After COVID started, Korea was judged one of the countries most successfully protected from COVID. I interviewed Korean students and teachers about what was the hardest part.

At the moment, Korean students go to school biweekly, to limit the students in the school to 2/3rds. 

A Korean high-school student wearing mask and social distancing.

“It is hard to do some long term activities because of the problem of hybrid classes,” said Ms.Choi, Korean language teacher of Shinsung highschool. “It is hard to compel students who are not in online classes or don’t get teacher’s calls.”

“We asked the health department to check body temperature and sanitize hands every day,” she said. If one of the students or their parents gets COVID positive, the class stops and the students go home.

Civa Joo, a Korean highschool student, said “It’s hard to find people without a mask, and you can usually see the empty spots even when it’s crowded.” We asked him about his school life. “It’s hard to go to crowded places like restaurants and academies, and I have lots of trouble in the skin on my face because of the mask.”

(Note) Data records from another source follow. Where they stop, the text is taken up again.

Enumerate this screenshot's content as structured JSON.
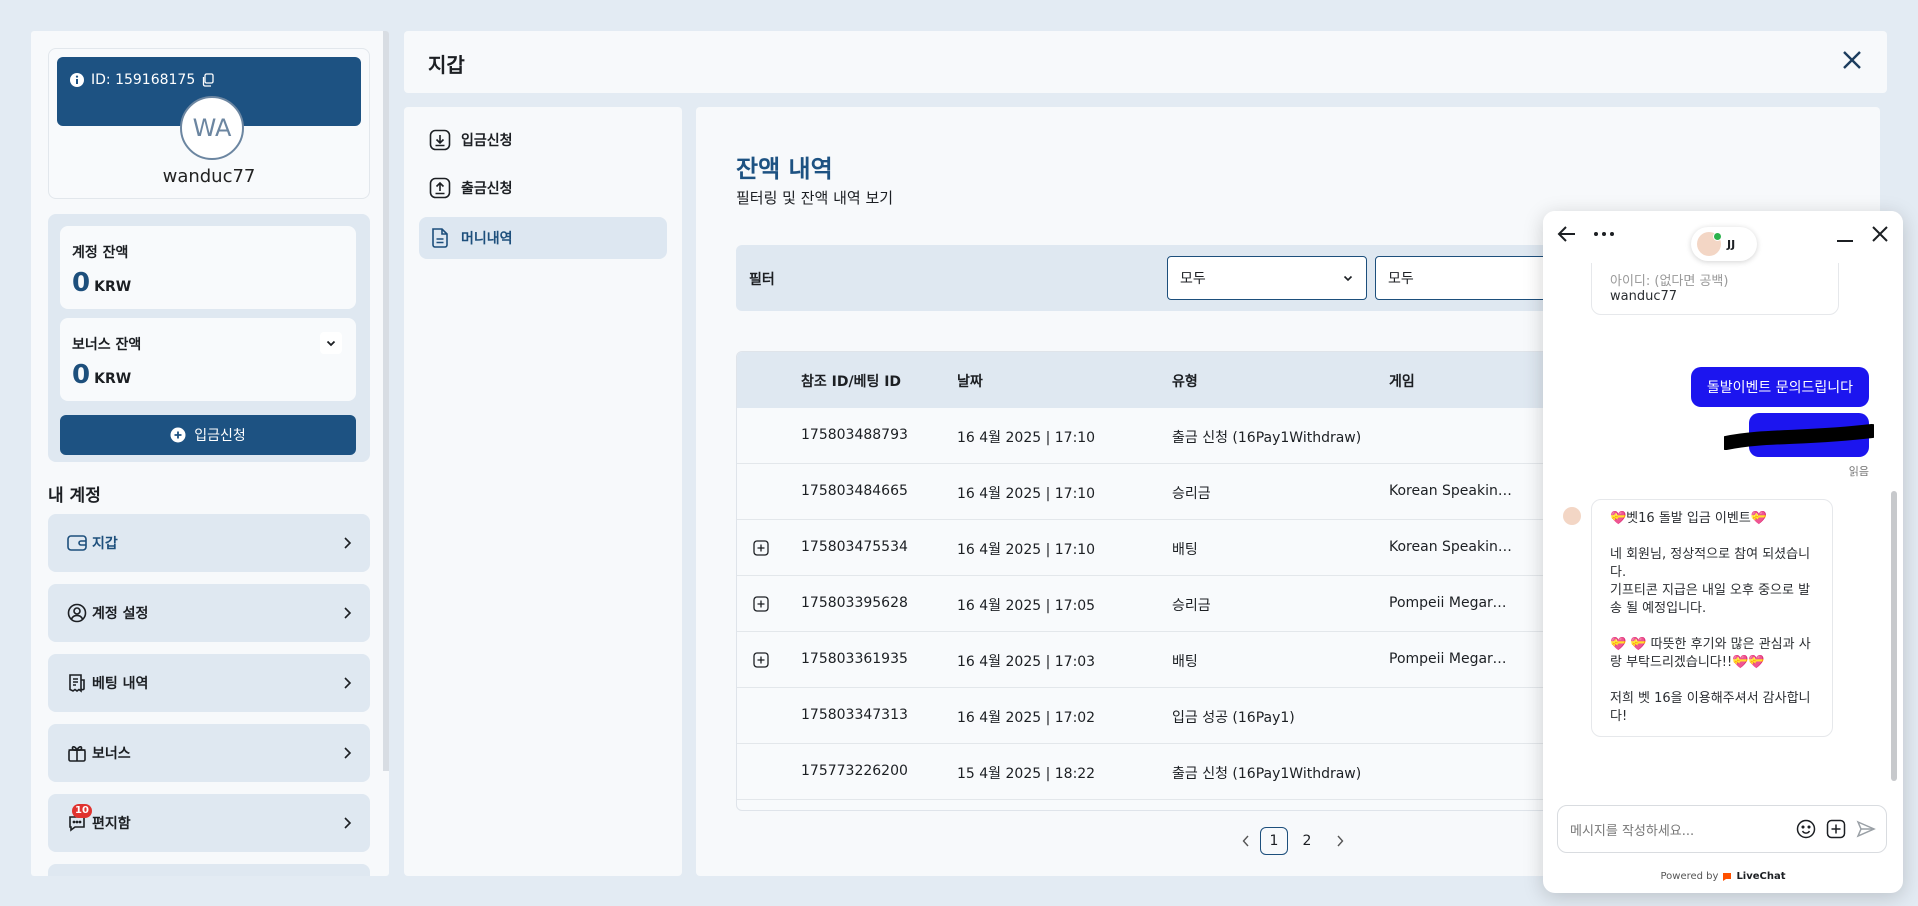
{
  "profile": {
    "id_label": "ID: 159168175",
    "initials": "WA",
    "username": "wanduc77"
  },
  "balances": {
    "account": {
      "label": "계정 잔액",
      "value": "0",
      "currency": "KRW"
    },
    "bonus": {
      "label": "보너스 잔액",
      "value": "0",
      "currency": "KRW"
    },
    "deposit_button": "입금신청"
  },
  "my_account": {
    "heading": "내 계정",
    "items": [
      {
        "label": "지갑",
        "icon": "wallet-icon"
      },
      {
        "label": "계정 설정",
        "icon": "user-icon"
      },
      {
        "label": "베팅 내역",
        "icon": "receipt-icon"
      },
      {
        "label": "보너스",
        "icon": "gift-icon"
      },
      {
        "label": "편지함",
        "icon": "chat-icon",
        "badge": "10"
      }
    ]
  },
  "page": {
    "title": "지갑"
  },
  "side_menu": [
    {
      "label": "입금신청",
      "icon": "download-icon"
    },
    {
      "label": "출금신청",
      "icon": "upload-icon"
    },
    {
      "label": "머니내역",
      "icon": "document-icon",
      "active": true
    }
  ],
  "content": {
    "title": "잔액 내역",
    "subtitle": "필터링 및 잔액 내역 보기",
    "filter": {
      "label": "필터",
      "select1": "모두",
      "select2": "모두"
    },
    "table": {
      "headers": {
        "ref": "참조 ID/베팅 ID",
        "date": "날짜",
        "type": "유형",
        "game": "게임"
      },
      "rows": [
        {
          "ref": "175803488793",
          "date": "16 4월 2025 | 17:10",
          "type": "출금 신청 (16Pay1Withdraw)",
          "game": "",
          "expandable": false
        },
        {
          "ref": "175803484665",
          "date": "16 4월 2025 | 17:10",
          "type": "승리금",
          "game": "Korean Speakin…",
          "expandable": false
        },
        {
          "ref": "175803475534",
          "date": "16 4월 2025 | 17:10",
          "type": "배팅",
          "game": "Korean Speakin…",
          "expandable": true
        },
        {
          "ref": "175803395628",
          "date": "16 4월 2025 | 17:05",
          "type": "승리금",
          "game": "Pompeii Megare…",
          "expandable": true
        },
        {
          "ref": "175803361935",
          "date": "16 4월 2025 | 17:03",
          "type": "배팅",
          "game": "Pompeii Megare…",
          "expandable": true
        },
        {
          "ref": "175803347313",
          "date": "16 4월 2025 | 17:02",
          "type": "입금 성공 (16Pay1)",
          "game": "",
          "expandable": false
        },
        {
          "ref": "175773226200",
          "date": "15 4월 2025 | 18:22",
          "type": "출금 신청 (16Pay1Withdraw)",
          "game": "",
          "expandable": false
        }
      ]
    },
    "pagination": {
      "current": "1",
      "next": "2"
    }
  },
  "chat": {
    "agent_initials": "JJ",
    "prev_message_line1": "아이디: (없다면 공백)",
    "prev_message_line2": "wanduc77",
    "user_message": "돌발이벤트 문의드립니다",
    "read_label": "읽음",
    "agent_reply": {
      "title": "💝벳16 돌발 입금 이벤트💝",
      "p1": "네 회원님, 정상적으로 참여 되셨습니다.",
      "p2": "기프티콘 지급은 내일 오후 중으로 발송 될 예정입니다.",
      "p3": "💝 💝 따뜻한 후기와 많은 관심과 사랑 부탁드리겠습니다!!💝💝",
      "p4": "저희 벳 16을 이용해주셔서 감사합니다!"
    },
    "input_placeholder": "메시지를 작성하세요...",
    "powered_by": "Powered by",
    "brand": "LiveChat"
  },
  "colors": {
    "primary": "#1d5282",
    "chat_accent": "#1c15ef",
    "badge": "#e0322f"
  }
}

On December 12, 2020  daily infections reached over 1,000 people in Korea. This is the all-time maximum number since the start of COVID. 

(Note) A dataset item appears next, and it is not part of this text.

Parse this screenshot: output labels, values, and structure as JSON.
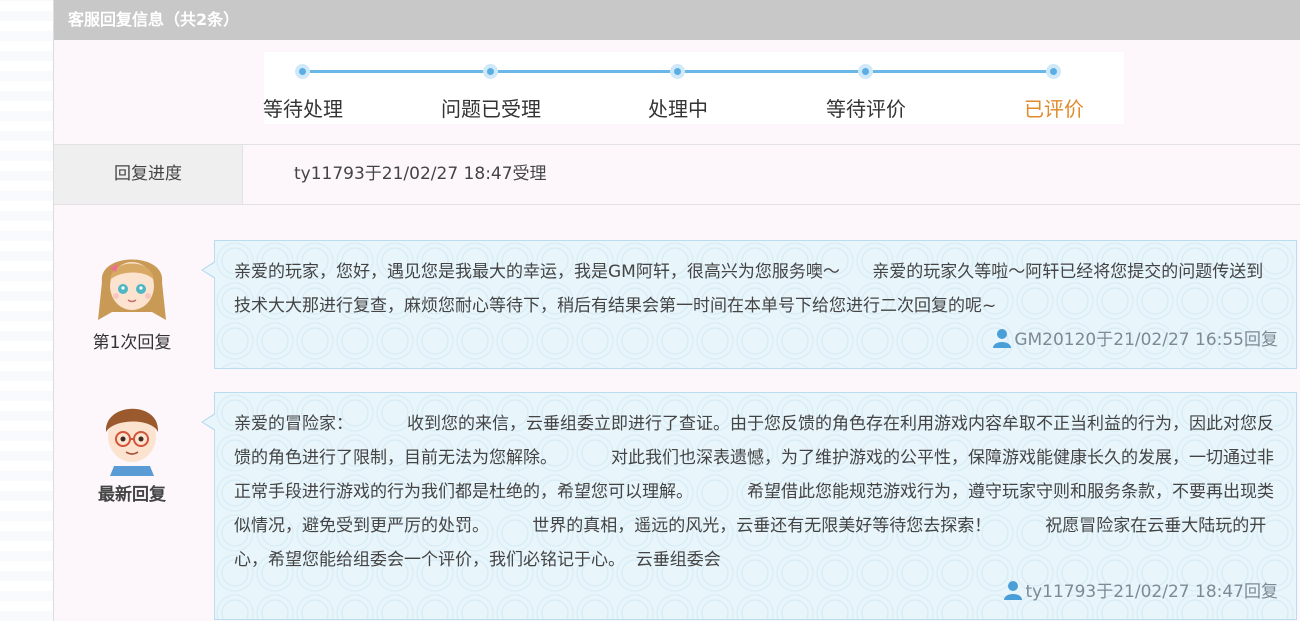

The current situation is level 2.5. Over 50 people can’t gather, not the sports audience, only ⅓ of normal people can be in one place. 

“Students and teachers know the importance of school education, and that it cannot be replaced by online classes,”  said Junseong Jang, another Korean highschool student. “I want to go to school, singing room, PC room. This hard situation makes things so stressful.”

Korea is successfully implementing countermeasures against COVID-19. But in the background lots of people are having trouble and wanting to live normal lives again.